Crossroads: il crocevia nella canzone Usa

Tracy ChapmanC’è una figura che ricorre continuamente nella canzone americana: è il crocevia. Dinanzi a un incrocio sosta una “voce” storica come quella del bluesman Robert Johnson, altrettanto fanno Tracy Chapman, Tom Waits e i Doors, il crocevia è superato da Bruce Springsteen. Quali significati simbolici cattura la figura del crocevia? Perchè si sosta? Cosa si è costretti a scegliere? A cosa bisogna rinunciare? Abbozziamo una prima ipotesi: il crocevia è così indispensabile alla canzone a stelle e strisce  innanzitutto perchè la cultura americana percepisce se stessa – e si rappresenta – come essenzialmente binaria: bene o male, inferno o paradiso, bianco o nero, dannazione o salvezza. Ma la figura del crocievia – che riccore anche nella letteratura o nella poesia, si pensi alla celebre The road not taken di Robert Frost o ai racconti di Nathniel Hawthorne e Washington Irving –  dà una rappresentazione plastica anche della profonda contraddizione che abita l’identità Usa. La cultura americana è essenzialmente un incrocio (mai risolto, sempre conflittuale) tra la cultura bianca e quella afro-americana (con il grande rimosso: la cultura indiana).

Franco Minganti ha studiato i significati simbolici del crocevia, il senso di indecisione, di sospensione dinanzi a due possibilità opposte, a due forze che si combattono e si escludono a vicenda: “Il crocevia è segnato dalla transitorietà di ciò che vi accade; chi lo percorre, o meglio ancora chi lo “abita”, è un viaggiatore di qualche genere, ben vicino alla condizione dello sdradicamento”.

Ma se pensiamo il crocevia non solo come il luogo in cui si diramano due strade opposte, ma anche come lo spazio di massima con-penetrazione tra due poli, scopriamo che l’incrocio appartiene profondamente alla cultura afro-americana, e in particolare a una delle sue massime espressioni: lo spiritual. Ancora Minganti: “Per lo spiritual è pressocché impossibile rintracciare uno statuto formale univoco: esso incarna nelle sue diverse forme tutta l’ambiguità che ne ha caratterizzato la genesi; occupando lo spazio tensionale all’interno dei due poli bianco/nero ne ha riprodotto le istanze di africanità e viceversa di occidentalità. Laddove il blues è scrittura, presenza individuale, lo spiritual è invece socialità.”  Non a caso James H. Cone – tra i massimi esponenti della teologia nera – scrive che lo spiritual è comunità: grazie al canto i neri “costruirono nuove strutture per l’esistenza in una terra straniera”. Cristianesimo trasposto nella ritualità africana, pratica di liberazione all’interno di un regime di schiavitù, affermazione della gioia di vivere in una società che istituzionalizzava il linciaggio, sdoppiamento del linguaggio ufficiale in codice cifrato, esaltazione del ritmo e della sua dimensione estatica (il ritmo è “il principio spirituale che organizza la vita dell’africano” – Angela M.S. Nelson): lo spiritual è tutto questo. “Il Cristianesimo – dice ancora Minganti – fu per il nero esperienza di oralità e di gestualità: si fece dialogo, preghiera, canto, urlo, danza, esorcismo, ritmo della sacralità e del magico della vita”. Negli spiritual l’opposizione che si apre è quella tra questa vita (e la trama di dolore che la attraversa) e la liberazione, tra la schiavitù e la rottura escatologica, tra la schiavitù e la comunità dei santi in marcia, tra l’ora attuale e “il giorno migliore che sta arrivando”.

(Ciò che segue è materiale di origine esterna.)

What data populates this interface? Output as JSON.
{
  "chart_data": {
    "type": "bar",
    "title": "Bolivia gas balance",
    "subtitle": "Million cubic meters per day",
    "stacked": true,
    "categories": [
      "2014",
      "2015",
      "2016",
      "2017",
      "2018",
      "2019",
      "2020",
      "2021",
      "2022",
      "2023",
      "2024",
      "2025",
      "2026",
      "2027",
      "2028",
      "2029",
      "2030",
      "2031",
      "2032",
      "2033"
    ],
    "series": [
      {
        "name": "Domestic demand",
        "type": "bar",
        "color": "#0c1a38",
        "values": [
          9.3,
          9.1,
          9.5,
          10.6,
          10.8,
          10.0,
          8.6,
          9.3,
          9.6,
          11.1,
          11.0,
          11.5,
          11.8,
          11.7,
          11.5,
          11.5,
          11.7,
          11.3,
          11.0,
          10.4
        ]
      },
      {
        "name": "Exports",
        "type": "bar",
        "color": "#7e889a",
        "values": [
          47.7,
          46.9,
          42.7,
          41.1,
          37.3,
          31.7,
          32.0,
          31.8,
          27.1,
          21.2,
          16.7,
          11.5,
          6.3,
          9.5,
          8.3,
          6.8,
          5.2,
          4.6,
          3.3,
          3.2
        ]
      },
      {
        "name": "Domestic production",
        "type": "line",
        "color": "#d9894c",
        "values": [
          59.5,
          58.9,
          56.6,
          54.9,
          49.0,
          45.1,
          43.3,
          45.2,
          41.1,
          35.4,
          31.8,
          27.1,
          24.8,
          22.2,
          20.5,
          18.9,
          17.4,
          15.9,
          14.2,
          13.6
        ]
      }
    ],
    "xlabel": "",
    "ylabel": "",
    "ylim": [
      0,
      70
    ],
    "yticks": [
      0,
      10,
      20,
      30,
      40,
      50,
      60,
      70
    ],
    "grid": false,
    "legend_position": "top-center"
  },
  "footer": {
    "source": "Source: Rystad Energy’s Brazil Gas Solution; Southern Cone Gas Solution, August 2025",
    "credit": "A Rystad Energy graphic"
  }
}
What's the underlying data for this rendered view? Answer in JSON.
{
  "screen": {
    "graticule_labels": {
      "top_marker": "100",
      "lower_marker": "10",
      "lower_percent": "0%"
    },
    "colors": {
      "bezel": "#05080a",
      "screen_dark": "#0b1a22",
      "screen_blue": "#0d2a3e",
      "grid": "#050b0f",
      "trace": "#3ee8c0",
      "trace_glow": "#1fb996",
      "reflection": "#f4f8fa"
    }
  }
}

“Non più vendita all’asta per me/ non più misura di granoturco per me/ non più cento frustate per me”. (Many thousand go)

“Guardo a Est e guardo a Ovest/ Oh ruoto a destra e ruoto a sinistra”. (Praise, member)

“La tromba suona nell’altro mondo splendente/ chiamano il mio nome e devo andare”. (I hear from heaven today)

Nell’incrocio “spiritual” una strada conduce alla liberazione, l’altra consegna alla dannazione: “Il vecchio satan è un vecchio indaffarato/ rotola pietre sul mio cammino (he roll stones in my way)/ Padron Gesù è il mio amico del cuore/lui le allontana dal mio cammino”. (Come go with me).

Le strade del Blues

La più celebre codificazione del motivo dell’incrocio nel blues la si deve a Robert Johnson. “Sono andato al crocevia sono caduto in ginocchio/ sono andato al crocevia sono caduto in ginocchio/ ho chiesto al Signore lassù abbi pietà risparmia il povero Bob ti prego”. Qui l’alternativa – drammatica – è tra la sopravvivenza e la sparizione, come svelano i versi finali del brano: “correte correte al mio amico il povero Willie Brown/ Signore sono al crocevia e mi sa che sono sul punto di sprofondare”. Come ha messo in evidenza Luigi Monge, nel brano trova espressione il topos della invisibilità del nero, uno dei portati più ricchi della cultura afro-americana (si pensi al romanzo Invisible man). L’incrocio si traduce nell’urgenza del movimento, della fuga: “Devo continuare ad andare/ devo continuare ad andare/ i blues cadono come grandine/ i blues cadono come grandine/ e i giorni continuano a tormentarmi/ c’è un segugio infernale (hellhound) sulle mie tracce/ un segucio infernale sulle mie tracce” (Hellhound on my trail), dove il segugio infernale è una trascrizione simbolica dei cani che venivano lanciati sulle tracce dei neri in fuga.

Quella linea sottile

Anche il rock ha frequentato la figura dell’incrocio, spesso radicalizzandola. La tensione è tra vita e morte, al crocevia o lungo la strada si uccide (“ho sparato a un uomo a Reno soltanto per vederlo morire – Folsom Prison Blues di Cash) o si viene uccisi (ancora Cash, Give my love to Rose)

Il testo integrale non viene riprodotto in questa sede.